= Joel Rosenman =

American businessman

Joel Rosenman (born 1942) conceived and co-created the Woodstock Festival in 1969. Rosenman thought of the idea for the three-day concert when he and business partner John Roberts were evaluating a proposal from Michael Lang and Artie Kornfeld for a recording studio in upstate New York. The four went on to create the event. Rosenman and Roberts are the co-authors of Making Woodstock, originally published as Young Men with Unlimited Capital, a non-fiction account of their exploits as producers of Woodstock.

==Childhood and education==
Born the second of three children, Rosenman grew up on Long Island in the town of Cold Spring Harbor, New York. He is Jewish. He attended Princeton University followed by Yale Law School, but sought a career as a professional musician.

==Early career and Mediasound==
In 1967, after hearing Rosenman perform at The Bitter End in Greenwich Village, John Hammond, then head of A&R at Columbia Records, offered Rosenman a recording contract as a vocalist. Rosenman opted instead for a career in writing and venture capital with friend, and then partner, John P. Roberts.

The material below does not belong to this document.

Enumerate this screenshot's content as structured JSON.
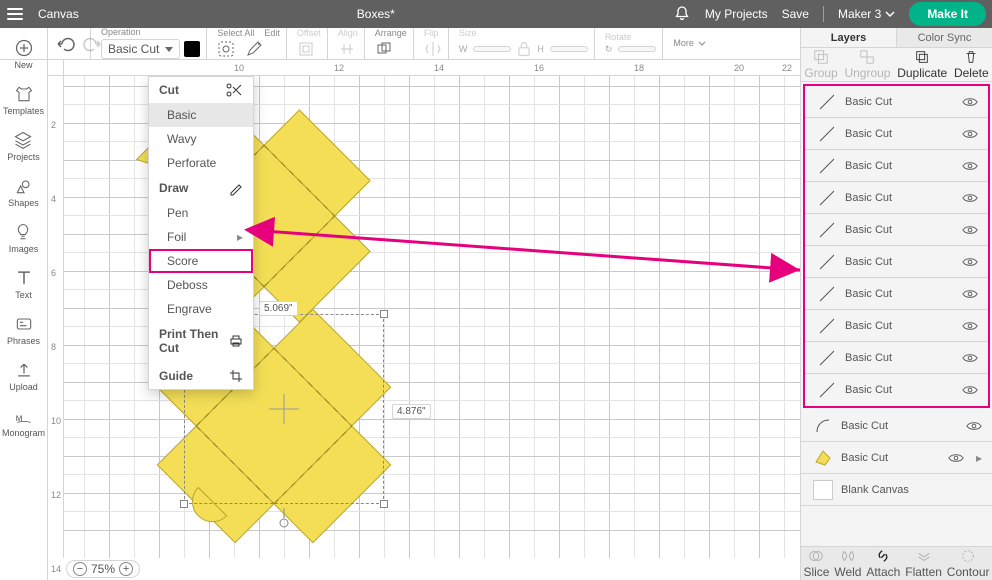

In 1967, Rosenman and Roberts drafted the pilot episode of a situation comedy based on two young men looking for investment opportunities. In search of plot material for the series, they placed a classified ad in The New York Times and The Wall Street Journal claiming to be "Young men with unlimited capital" looking for "legitimate and interesting...business proposals." Rosenman and Roberts received hundreds of responses, some of which were attractive enough to warrant evaluation as real investments. Through this channel they were presented with the opportunity to build Mediasound Studios, which later led to Woodstock.

==Portrayals==
In Ang Lee’s 2009 film Taking Woodstock Rosenman is portrayed by Daniel Eric Gold. Rosenman also appears in other Woodstock-related books, films, TV shows, interviews, panels.